Siapakah yang berhak
menghakimi seorang syuhada, di saat berdiri di tengah pasukan dan tubuh penuh
bersimbah darah?
Siapakah yang berhak
menghakimi hati seorang yang memasukkan hartanya ke kotak-kotak sedekah?
Siapakah yang berhak
menghakimi hati orang-orang yang berbuat kebaikan?
Kadang kala manusia
berani sekali berprasangka buruk atas perbuatan orang lain, bahkan
memfitnahnya, menjadi hakim atas hati orang lain. Mengatakan “orang itu” hanya
cari muka, hanya cari perhatian, berlagak alim, berlagak khusyuk, baca
Qur’annya dimerdu-merduin, cuma pamer harta.

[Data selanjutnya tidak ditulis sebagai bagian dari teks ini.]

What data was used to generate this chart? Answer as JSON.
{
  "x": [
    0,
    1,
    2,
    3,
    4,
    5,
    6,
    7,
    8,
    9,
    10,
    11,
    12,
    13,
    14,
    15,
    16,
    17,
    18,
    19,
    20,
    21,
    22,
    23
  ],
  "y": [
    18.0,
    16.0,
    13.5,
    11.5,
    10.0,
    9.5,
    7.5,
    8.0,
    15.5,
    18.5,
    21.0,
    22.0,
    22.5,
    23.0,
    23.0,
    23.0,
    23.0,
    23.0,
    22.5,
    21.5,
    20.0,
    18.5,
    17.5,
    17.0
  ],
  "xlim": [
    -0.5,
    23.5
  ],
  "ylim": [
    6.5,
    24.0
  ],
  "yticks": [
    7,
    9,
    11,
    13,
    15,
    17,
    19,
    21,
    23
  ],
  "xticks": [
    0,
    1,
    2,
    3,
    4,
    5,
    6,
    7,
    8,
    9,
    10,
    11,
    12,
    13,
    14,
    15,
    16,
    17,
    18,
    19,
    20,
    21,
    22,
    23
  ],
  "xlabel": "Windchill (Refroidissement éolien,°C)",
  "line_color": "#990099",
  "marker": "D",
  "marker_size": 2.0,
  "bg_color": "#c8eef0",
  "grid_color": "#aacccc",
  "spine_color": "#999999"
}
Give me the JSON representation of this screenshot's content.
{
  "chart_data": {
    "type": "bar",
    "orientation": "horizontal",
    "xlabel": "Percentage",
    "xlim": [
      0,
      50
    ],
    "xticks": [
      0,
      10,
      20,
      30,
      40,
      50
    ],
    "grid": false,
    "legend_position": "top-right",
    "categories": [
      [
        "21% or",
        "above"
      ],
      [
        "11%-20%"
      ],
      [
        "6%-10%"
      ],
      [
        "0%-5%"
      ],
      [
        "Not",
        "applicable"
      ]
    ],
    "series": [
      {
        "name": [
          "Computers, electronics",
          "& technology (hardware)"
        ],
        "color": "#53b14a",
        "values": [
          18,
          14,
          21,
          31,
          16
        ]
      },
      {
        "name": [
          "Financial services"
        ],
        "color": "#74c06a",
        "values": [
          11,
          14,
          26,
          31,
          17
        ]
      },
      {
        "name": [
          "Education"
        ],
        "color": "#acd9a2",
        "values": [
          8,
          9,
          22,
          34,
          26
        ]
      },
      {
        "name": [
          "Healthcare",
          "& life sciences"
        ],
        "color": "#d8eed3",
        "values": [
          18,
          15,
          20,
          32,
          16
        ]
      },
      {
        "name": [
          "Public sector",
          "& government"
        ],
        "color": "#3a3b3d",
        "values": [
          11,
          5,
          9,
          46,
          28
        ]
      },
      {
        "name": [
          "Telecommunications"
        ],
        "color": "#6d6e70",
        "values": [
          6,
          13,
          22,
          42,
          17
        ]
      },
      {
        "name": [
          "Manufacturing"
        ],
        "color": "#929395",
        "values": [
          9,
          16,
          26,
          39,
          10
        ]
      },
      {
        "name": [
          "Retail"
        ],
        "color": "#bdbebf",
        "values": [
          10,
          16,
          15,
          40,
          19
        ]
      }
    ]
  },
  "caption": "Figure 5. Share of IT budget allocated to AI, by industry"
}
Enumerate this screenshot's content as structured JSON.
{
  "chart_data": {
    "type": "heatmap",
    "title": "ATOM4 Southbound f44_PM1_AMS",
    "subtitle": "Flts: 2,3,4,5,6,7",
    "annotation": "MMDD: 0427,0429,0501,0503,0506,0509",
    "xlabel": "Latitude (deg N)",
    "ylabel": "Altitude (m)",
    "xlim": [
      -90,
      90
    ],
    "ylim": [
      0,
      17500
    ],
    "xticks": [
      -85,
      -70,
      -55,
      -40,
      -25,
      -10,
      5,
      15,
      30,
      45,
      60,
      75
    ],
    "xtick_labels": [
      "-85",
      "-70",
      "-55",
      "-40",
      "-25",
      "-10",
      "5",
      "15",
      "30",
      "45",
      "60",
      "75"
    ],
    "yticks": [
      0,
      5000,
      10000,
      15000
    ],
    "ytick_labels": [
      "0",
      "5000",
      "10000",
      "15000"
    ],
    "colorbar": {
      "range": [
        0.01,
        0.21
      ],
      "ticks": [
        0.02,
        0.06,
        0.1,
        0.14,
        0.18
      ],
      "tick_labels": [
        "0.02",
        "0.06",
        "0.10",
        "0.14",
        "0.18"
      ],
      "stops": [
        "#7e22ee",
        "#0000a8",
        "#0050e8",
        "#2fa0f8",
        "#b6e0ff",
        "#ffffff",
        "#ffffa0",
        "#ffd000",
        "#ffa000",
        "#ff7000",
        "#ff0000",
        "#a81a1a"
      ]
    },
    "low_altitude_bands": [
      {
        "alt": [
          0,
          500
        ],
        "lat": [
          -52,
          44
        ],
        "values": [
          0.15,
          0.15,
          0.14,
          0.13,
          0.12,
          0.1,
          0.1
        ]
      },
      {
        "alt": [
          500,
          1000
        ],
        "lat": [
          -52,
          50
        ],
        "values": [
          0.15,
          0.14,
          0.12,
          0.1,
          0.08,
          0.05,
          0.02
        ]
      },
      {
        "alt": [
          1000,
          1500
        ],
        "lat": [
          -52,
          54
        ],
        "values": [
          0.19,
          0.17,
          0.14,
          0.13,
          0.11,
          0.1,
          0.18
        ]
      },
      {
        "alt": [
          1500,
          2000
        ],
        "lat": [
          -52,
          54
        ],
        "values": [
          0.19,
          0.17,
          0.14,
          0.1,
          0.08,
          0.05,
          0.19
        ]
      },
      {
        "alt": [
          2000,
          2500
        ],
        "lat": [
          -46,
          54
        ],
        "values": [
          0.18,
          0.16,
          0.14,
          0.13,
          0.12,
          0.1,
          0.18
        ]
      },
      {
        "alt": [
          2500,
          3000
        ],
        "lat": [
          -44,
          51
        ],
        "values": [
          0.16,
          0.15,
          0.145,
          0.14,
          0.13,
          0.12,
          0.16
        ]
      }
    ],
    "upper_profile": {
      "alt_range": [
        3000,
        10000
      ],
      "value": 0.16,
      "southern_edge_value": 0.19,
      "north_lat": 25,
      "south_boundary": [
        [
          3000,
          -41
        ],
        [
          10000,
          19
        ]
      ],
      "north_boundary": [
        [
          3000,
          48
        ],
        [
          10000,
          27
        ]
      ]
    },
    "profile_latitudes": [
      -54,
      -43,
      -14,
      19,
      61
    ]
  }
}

Padahal diri kita sendiri
tidak tahu bagaimana isi hati orang pasti dan sebenar – benarnya tetapi kita
sudah tampil sebagai orang yang “Maha Mengetahui”.
Umar bin Khattab pernah
berpesan, jika seorang melakukan sesuatu hakimilah zhahirnya (lahirnya/yang
tampak) saja, tetapi jangan kalian hakimi hatinya. Jika seorang muadzin
mengumandangkan adzan, misalnya cukuplah kita menghakimi bagaimana suara yang
dikeluarkan. Jika merdu baiklah kita mendoakannya, tetapi jika tidak merdu,
juga tidak menjadi masalah juga tetaplah kita menyikapi dengan hati yang baik.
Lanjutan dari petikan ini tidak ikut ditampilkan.